We have acted as counsel to Seanergy Maritime Holdings Corp. (the "Company") in connection with the Company's registration statement on Form F-1 (File No. 333–180444) (the "Registration Statement") as filed with the U.S. Securities and Exchange Commission (the "Commission"), relating to the registration under the U.S. Securities Act of 1933, as amended (the "Securities Act"), of 4,641,620 shares of the Company's common stock, par value $0.0001 per share (the "Shares") to be offered by the selling shareholders set forth in the Registration Statement.
 
We have examined originals or copies, certified or otherwise identified to our satisfaction, of: (i) the Registration Statement; (ii) the prospectus of the Company (the "Prospectus") included in the Registration Statement; and (iii)  such corporate documents and records of the Company and such other instruments, certificates and documents as we have deemed necessary or appropriate as a basis for the opinions hereinafter expressed. In such examinations, we have assumed the authenticity of all documents submitted to us as originals, the conformity to original documents of all documents submitted to us as copies or drafts of documents to be executed, the genuineness of all signatures and the legal competence or capacity of persons or entities to complete the execution of documents.
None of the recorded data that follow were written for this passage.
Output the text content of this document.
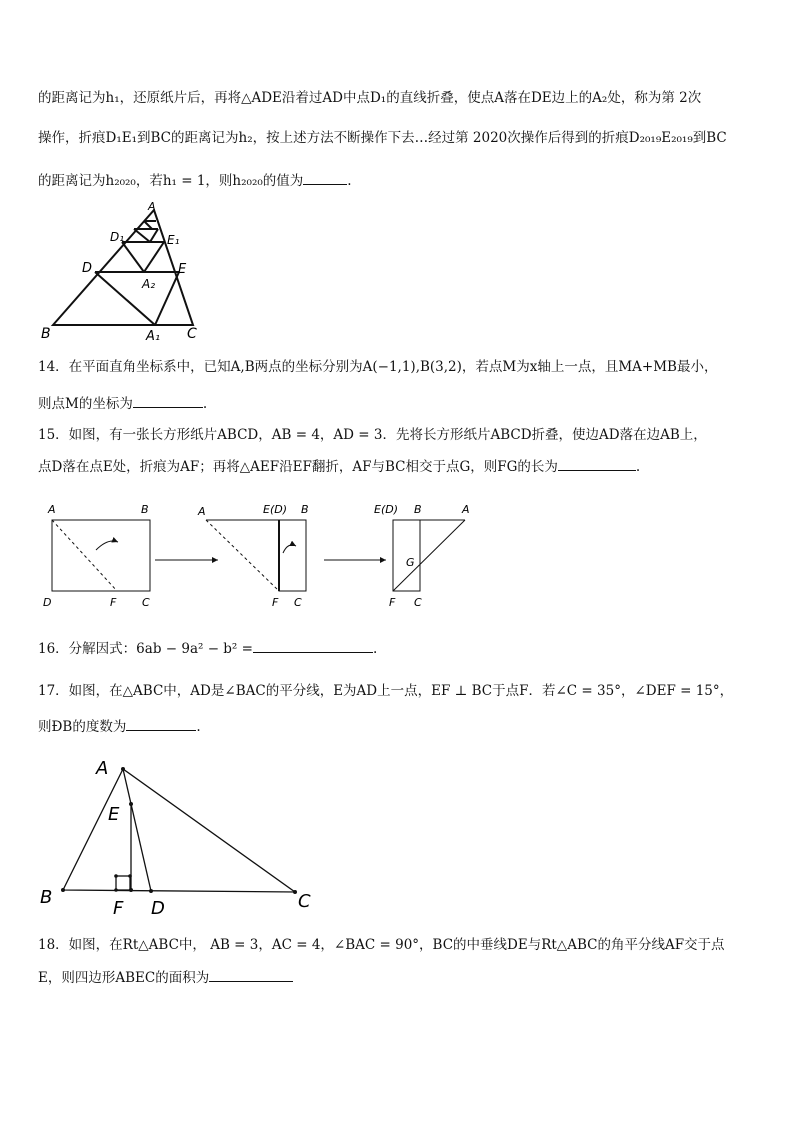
的距离记为h₁，还原纸片后，再将△ADE沿着过AD中点D₁的直线折叠，使点A落在DE边上的A₂处，称为第 2次
操作，折痕D₁E₁到BC的距离记为h₂，按上述方法不断操作下去…经过第 2020次操作后得到的折痕D₂₀₁₉E₂₀₁₉到BC
的距离记为h₂₀₂₀，若h₁ = 1，则h₂₀₂₀的值为	.
A
D₁	E₁
D	E
A₂
B	A₁ C
14．在平面直角坐标系中，已知A,B两点的坐标分别为A(−1,1),B(3,2)，若点M为x轴上一点，且MA+MB最小，
则点M的坐标为	.
15．如图，有一张长方形纸片ABCD，AB = 4，AD = 3．先将长方形纸片ABCD折叠，使边AD落在边AB上，
点D落在点E处，折痕为AF；再将△AEF沿EF翻折，AF与BC相交于点G，则FG的长为	.
A	B
D	F C
A	E(D) B
F C
E(D) B	A
G
F C
16．分解因式：6ab − 9a² − b² =	.
17．如图，在△ABC中，AD是∠BAC的平分线，E为AD上一点，EF ⊥ BC于点F．若∠C = 35°，∠DEF = 15°，
则ÐB的度数为	.
A
E
B
F D	C
18．如图，在Rt△ABC中， AB = 3，AC = 4，∠BAC = 90°，BC的中垂线DE与Rt△ABC的角平分线AF交于点
E，则四边形ABEC的面积为
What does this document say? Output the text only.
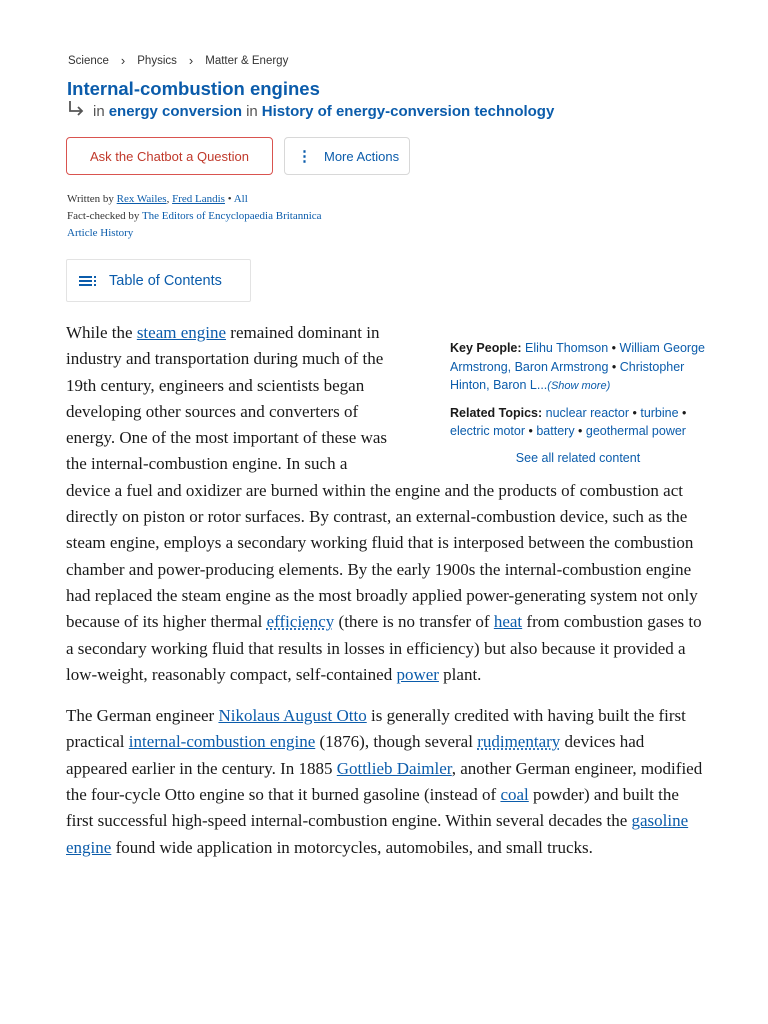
Science › Physics › Matter & Energy
Internal-combustion engines
in energy conversion in History of energy-conversion technology
Ask the Chatbot a Question	⋮ More Actions
Written by Rex Wailes, Fred Landis • All
Fact-checked by The Editors of Encyclopaedia Britannica
Article History
Table of Contents
Key People: Elihu Thomson • William George Armstrong, Baron Armstrong • Christopher Hinton, Baron L...(Show more)
Related Topics: nuclear reactor • turbine • electric motor • battery • geothermal power
See all related content

While the steam engine remained dominant in industry and transportation during much of the 19th century, engineers and scientists began developing other sources and converters of energy. One of the most important of these was the internal-combustion engine. In such a device a fuel and oxidizer are burned within the engine and the products of combustion act directly on piston or rotor surfaces. By contrast, an external-combustion device, such as the steam engine, employs a secondary working fluid that is interposed between the combustion chamber and power-producing elements. By the early 1900s the internal-combustion engine had replaced the steam engine as the most broadly applied power-generating system not only because of its higher thermal efficiency (there is no transfer of heat from combustion gases to a secondary working fluid that results in losses in efficiency) but also because it provided a low-weight, reasonably compact, self-contained power plant.

The German engineer Nikolaus August Otto is generally credited with having built the first practical internal-combustion engine (1876), though several rudimentary devices had appeared earlier in the century. In 1885 Gottlieb Daimler, another German engineer, modified the four-cycle Otto engine so that it burned gasoline (instead of coal powder) and built the first successful high-speed internal-combustion engine. Within several decades the gasoline engine found wide application in motorcycles, automobiles, and small trucks.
As to various questions of fact which are material to the opinions hereinafter expressed, we have relied upon statements or certificates of public officials, directors of the Company and others.
 
Based upon and subject to the foregoing, and having regard to such other legal considerations which we deem relevant, we are of the opinion that under the laws of the Republic of the Marshall Islands, the Shares have been duly authorized, and are validly issued, fully paid and non-assessable.
 
This opinion is limited to the laws of the Republic of the Marshall Islands as in effect on the date hereof.
 

 
 

 
Seanergy Maritime Holdings Corp.
May 4, 2012
Page 2 of 2


We hereby consent to the filing of this opinion as an exhibit to the Registration Statement, and to each reference to us and the discussions of advice provided by us under the headings "Legal Matters" in the Prospectus, without admitting we are "experts" within the meaning of the Securities Act, or the rules and regulations of the Commission promulgated thereunder with respect to any part of the Registration Statement.